Why Do We Fix Popular Trails?
Popular trails can need as much — or more — maintenance than less-well-known routes. Find out why.
With the Snow and Annette Lake trails closed for maintenance this year, you may be wondering: what’s the point of fixing popular trails that you (and other hikers) have hiked countless times? It's not uncommon to see a trail that needs a lot of repair and wonder why that one isn't getting attention instead of a more popular one.
Washington has thousands of miles of trails and they all need annual maintenance. But how that maintenance gets implemented depends on dozens of factors, including how difficult the work will be, how unsafe the trail is in the meantime, who is available to do the work, and the number of people visiting those trails.
Weighing those factors is key to the decision about what project get addressed. For example, in a ranger district dealing with decreased funding (and therefore less capacity to deal with the required maintenance in a given year), a trail with erosion concerns could be put on the back burner if it doesn't get much foot traffic.
But if it's a popular trail, the number of hikers passing through will quickly exacerbate the erosion and damage the surrounding greenery, so it's important to fix that trail quickly.
WTA adds capacity, of course. Each year, we work with land managers to determine where we'll send our work crews. This includes popular trails as well as those way in the backcountry.
We try to ensure our trail crews have the most impact wherever they work. In some cases, volunteer crews like WTA are the only trail maintenance staff a district has. Whether that is the case or not, we comple maintenance to the land managers' specifications while supporting our own campaign work.
In 2021, 76% of our trail work fell under our Trails Rebooted campaign, which focuses on keeping popular trails well-maintained as well as making hikers aware of other trails they might like beyond the best-known ones.

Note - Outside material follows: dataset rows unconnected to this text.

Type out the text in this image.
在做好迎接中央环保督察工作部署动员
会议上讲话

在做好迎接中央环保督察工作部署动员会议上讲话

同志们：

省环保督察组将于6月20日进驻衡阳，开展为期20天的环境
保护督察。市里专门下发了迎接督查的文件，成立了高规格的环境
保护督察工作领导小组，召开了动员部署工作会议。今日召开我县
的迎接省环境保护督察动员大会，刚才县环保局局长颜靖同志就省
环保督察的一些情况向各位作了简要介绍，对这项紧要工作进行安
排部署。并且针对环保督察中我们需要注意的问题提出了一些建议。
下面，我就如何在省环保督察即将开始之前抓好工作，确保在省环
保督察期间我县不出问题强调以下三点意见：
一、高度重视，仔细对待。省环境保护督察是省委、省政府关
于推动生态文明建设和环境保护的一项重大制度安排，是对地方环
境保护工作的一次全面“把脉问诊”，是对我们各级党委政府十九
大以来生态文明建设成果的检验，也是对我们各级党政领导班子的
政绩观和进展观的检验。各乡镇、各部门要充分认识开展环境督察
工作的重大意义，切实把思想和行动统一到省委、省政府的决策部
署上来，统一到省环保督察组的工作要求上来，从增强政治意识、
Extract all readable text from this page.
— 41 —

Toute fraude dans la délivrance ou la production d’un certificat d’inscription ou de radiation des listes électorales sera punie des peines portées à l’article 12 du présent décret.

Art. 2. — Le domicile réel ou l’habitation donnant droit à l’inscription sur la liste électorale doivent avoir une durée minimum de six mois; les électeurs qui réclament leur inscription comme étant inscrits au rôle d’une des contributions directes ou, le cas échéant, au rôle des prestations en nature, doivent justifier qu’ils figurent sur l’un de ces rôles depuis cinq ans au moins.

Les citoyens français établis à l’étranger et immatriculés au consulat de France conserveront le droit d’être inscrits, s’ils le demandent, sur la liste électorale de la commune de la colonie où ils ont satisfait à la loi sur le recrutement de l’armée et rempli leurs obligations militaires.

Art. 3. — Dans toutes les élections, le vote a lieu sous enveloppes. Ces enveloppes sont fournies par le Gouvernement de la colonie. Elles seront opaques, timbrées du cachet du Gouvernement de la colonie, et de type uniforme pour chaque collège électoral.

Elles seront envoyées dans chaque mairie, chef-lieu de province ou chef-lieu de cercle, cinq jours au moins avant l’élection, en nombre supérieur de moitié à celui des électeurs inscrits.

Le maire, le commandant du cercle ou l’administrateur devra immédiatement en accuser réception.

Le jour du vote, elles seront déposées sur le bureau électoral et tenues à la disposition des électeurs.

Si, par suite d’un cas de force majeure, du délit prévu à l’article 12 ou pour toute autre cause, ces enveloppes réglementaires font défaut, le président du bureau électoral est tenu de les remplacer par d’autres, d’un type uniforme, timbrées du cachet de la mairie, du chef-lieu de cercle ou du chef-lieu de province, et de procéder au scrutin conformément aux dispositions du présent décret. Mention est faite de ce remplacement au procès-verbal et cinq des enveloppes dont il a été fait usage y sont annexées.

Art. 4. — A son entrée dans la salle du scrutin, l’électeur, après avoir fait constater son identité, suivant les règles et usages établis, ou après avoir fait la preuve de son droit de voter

An ounce of prevention is worth a pound of cure
Keeping trails in good shape is an ongoing process. Trails can fall apart pretty quickly if you don’t keep up with their annual maintenance needs. Projects like bridge building or new trail construction may be perceived as more impactful — but they're expensive. It's much more cost-effective to keep up with annual maintenance like brushing and drainage clearing whenever possible.
Of course, since each trail requires a healthy dose of annual maintenance and land managers (especially federal agencies like the Forest Service) are strapped for funding, not every trail gets that ounce of prevention every year. That's when you end up with a deferred maintenance backlog. Currently, there is about $6 billion of backlogged maintenance on trails across America. That's billion with a B.
WTA volunteer trail crews help address some of that deferred maintenance. But there are some projects that volunteers can't do, like using dynamite to blast away rocks or heavy machinery to widen the trail tread.
Thanks to the passage of the Great American Outdoors Act, new funding has been unlocked to address some of those larger deferred projects, which is what's going on at Snow and Annette Lake this summer.
Projects like this may seem like they make a trail less rugged, but what they're really doing is reducing the impact of the thousands of people who hike these trails each year. This specialized work requires certified workers, and for safety reasons, requires trail closures to complete. The end result of this work won't necessarily make the trail easier — but it will make the surface you walk on more sustainable and less prone to erosion.
If a trail is fixed in the forest, does anyone notice?
The thing about good, long-lasting trail work is it's invisible. Once the work is done, you may not even notice it. Hikers often walk right over major trail projects without noticing what's been done. It's like fixing the foundation of your house. It's an expensive project that requires outside experts and more time than you might want to dedicate to it, but if you do it right, your house won't fall down.
Similarly with trails; you notice trail work only when a bridge is broken or a trail is flooded, and it's clear that these trails do need some help. One trip reporter said this of the Lake Annette trail this year:
There is a log bridge about a mile in that has some of the railing falling off, and there are quite a few loose stones around. One spot about half a mile from the lake has a blowdown that landed exactly on the trail, not across it. A makeshift path has been made around to the left of it to make it passable, but it is definitely an obstacle.
Of course, when a trail is clear and in good shape, most people don't give a second thought to the work that went into making it that way. One WTA crew spent five days building a 12-foot rock wall to support a failing section of trail, and on the last day of our work watched hikers walk right over it, oblivious to the structure keeping the dirt under their feet. And that's okay! The point of good trail work is to facilitate a safe and fun walk through the woods. Being in nature is good for you, and WTA and land managers want hikers to have a great day when they step on trail.
A gateway to adventure
Popular trails like Snow and Annette Lake are gateway trails — routes where people learn to love hiking and begin their journey of becoming champions for trails. They're popular because they lead to gorgeous places. It's important to ensure that these trails can support the number of people who are hiking them each year. Trails create a path of concentrated impact in a wilderness. A few months of work to improve a trail can result in reduced overall environmental impact to the area at large.
There's no denying that a trail closure can be disappointing, especially when it's a trail you were excited to hike. But luckily, there are plenty of alternate locations to be found. We offer nearby hiking suggestions, or you can browse our Hiking Guide, and when it reopens the trail will be better than ever.